Is our brain able to regenerate? And can we harness this regenerative potential during aging or in neurodegenerative conditions? These questions sparked intense controversy within the field of neuroscience for many years.

A new study from the Netherlands Institute for Neuroscience shows why there are conflicting results and proposes a roadmap on how to solve these issues.

The notion of exploiting the regenerative potential of the human brain in aging or neurological diseases represents a particularly attractive alternative to conventional strategies for enhancing or restoring brain function, especially given the current lack of effective therapeutic strategies in neurodegenerative disorders like Alzheimer’s disease.

The question of whether the human brain does possess the ability to regenerate or not has been at the center of a fierce scientific debate for many years and recent studies yielded conflicting results.

A new study from Giorgia Tosoni and Dilara Ayyildiz, under the supervision of Evgenia Salta in the laboratory of Neurogenesis and Neurodegeneration, critically discusses and re-analyzes previously published datasets. How is it possible that we haven’t yet found a clear answer to this mystery?

Previous studies in which dividing cells were labeled in postmortem human brain, showed that new cells can indeed arise throughout adulthood in the hippocampus of our brain, a structure that plays an important role in learning and memory, and is also severely affected in Alzheimer’s disease.

However, other studies contradict these results and cannot detect the generation of new brain cells in this area. Both conceptual and methodological confounders have likely contributed to these seemingly opposing observations. Hence, elucidating the extent of regeneration in the human brain remains a challenge.

New state-of-the-art technologies

Recent advances in single-cell transcriptomics technologies have provided valuable insights into the different cell types found in human brains from deceased donors with different brain diseases.

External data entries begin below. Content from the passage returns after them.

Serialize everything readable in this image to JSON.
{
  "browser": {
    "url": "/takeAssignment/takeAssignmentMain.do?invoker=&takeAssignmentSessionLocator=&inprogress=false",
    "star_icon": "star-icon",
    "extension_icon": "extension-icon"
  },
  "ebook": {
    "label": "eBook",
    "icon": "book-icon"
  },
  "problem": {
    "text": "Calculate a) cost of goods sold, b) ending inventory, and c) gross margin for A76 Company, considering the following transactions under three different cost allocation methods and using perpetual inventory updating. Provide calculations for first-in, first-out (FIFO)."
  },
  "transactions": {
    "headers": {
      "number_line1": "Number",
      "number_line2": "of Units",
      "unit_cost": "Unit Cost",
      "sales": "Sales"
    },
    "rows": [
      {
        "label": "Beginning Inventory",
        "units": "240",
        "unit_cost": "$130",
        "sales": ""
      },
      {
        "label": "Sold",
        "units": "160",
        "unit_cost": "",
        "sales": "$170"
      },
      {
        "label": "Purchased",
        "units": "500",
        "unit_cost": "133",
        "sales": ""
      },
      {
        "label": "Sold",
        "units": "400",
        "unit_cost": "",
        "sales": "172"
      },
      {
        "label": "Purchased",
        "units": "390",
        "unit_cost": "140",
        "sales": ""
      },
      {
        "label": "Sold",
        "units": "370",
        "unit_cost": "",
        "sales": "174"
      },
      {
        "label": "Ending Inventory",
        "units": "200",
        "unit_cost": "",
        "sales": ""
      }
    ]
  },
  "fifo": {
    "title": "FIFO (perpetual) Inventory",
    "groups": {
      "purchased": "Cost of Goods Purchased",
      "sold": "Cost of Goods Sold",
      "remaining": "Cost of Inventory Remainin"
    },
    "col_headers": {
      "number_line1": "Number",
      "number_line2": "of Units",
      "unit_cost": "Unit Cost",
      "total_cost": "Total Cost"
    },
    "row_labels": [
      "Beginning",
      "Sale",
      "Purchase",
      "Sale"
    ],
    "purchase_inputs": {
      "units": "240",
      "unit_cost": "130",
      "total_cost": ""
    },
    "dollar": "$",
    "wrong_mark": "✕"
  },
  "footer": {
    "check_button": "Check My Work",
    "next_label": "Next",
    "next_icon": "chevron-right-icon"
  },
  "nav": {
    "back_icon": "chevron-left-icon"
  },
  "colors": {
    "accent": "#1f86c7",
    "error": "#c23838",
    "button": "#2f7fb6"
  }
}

To date, single-cell transcriptomic technologies have been used to characterize rare cell populations in the human brain. In addition to identifying specific cell types, single-nucleus RNA sequencing can also explore specific gene expression profiles to unravel full the complexity of the cells in the hippocampus.

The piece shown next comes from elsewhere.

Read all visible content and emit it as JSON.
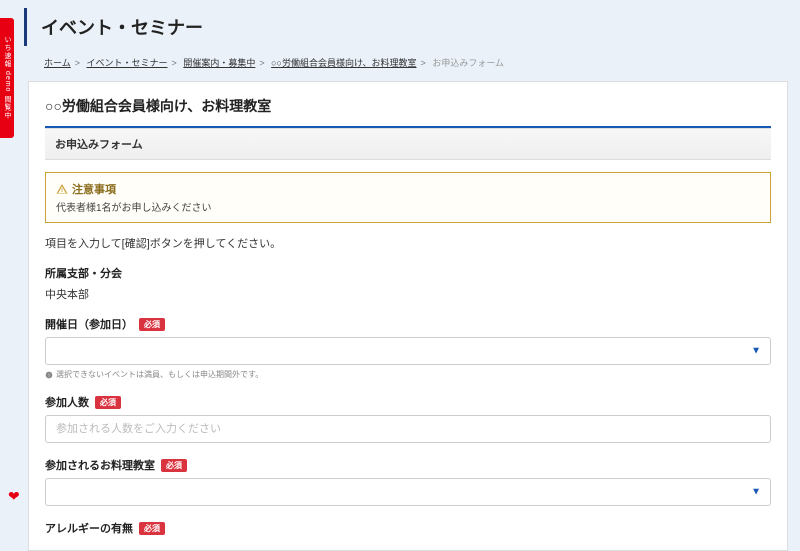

The advent of single-cell transcriptomics technologies was initially viewed as a panacea to resolving the controversy in the field. However, recent single-cell RNA sequencing studies in human hippocampus yielded conflicting results.

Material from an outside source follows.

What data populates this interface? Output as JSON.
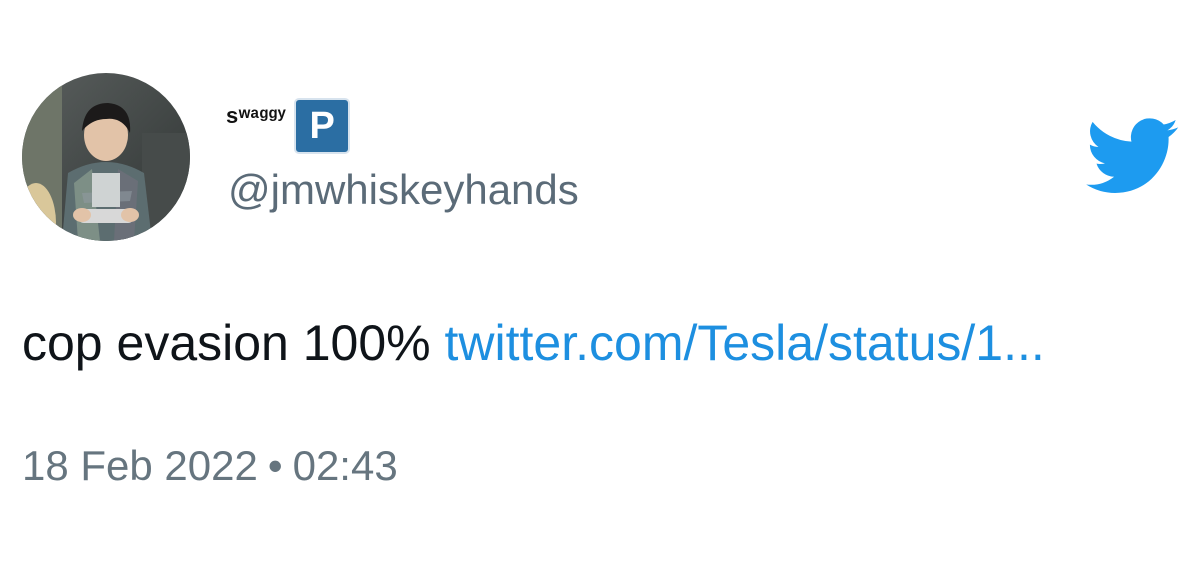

Two studies indeed identified neural stem cells, while a third study failed to detect any neurogenic populations. Are these novel approaches – once again – failing to finally settle the controversy regarding the existence of hippocampal regeneration in humans? Will we eventually be able to overcome the conceptual and technical challenges and reconcile these -seemingly- opposing views and findings?

Technical issues

In this study, the researchers critically discussed and re-analyzed previously published single-cell transcriptomics datasets. They caution that the design, analysis and interpretation of these studies in the adult human hippocampus can be confounded by specific issues, which ask for conceptual, methodological and computational adjustments.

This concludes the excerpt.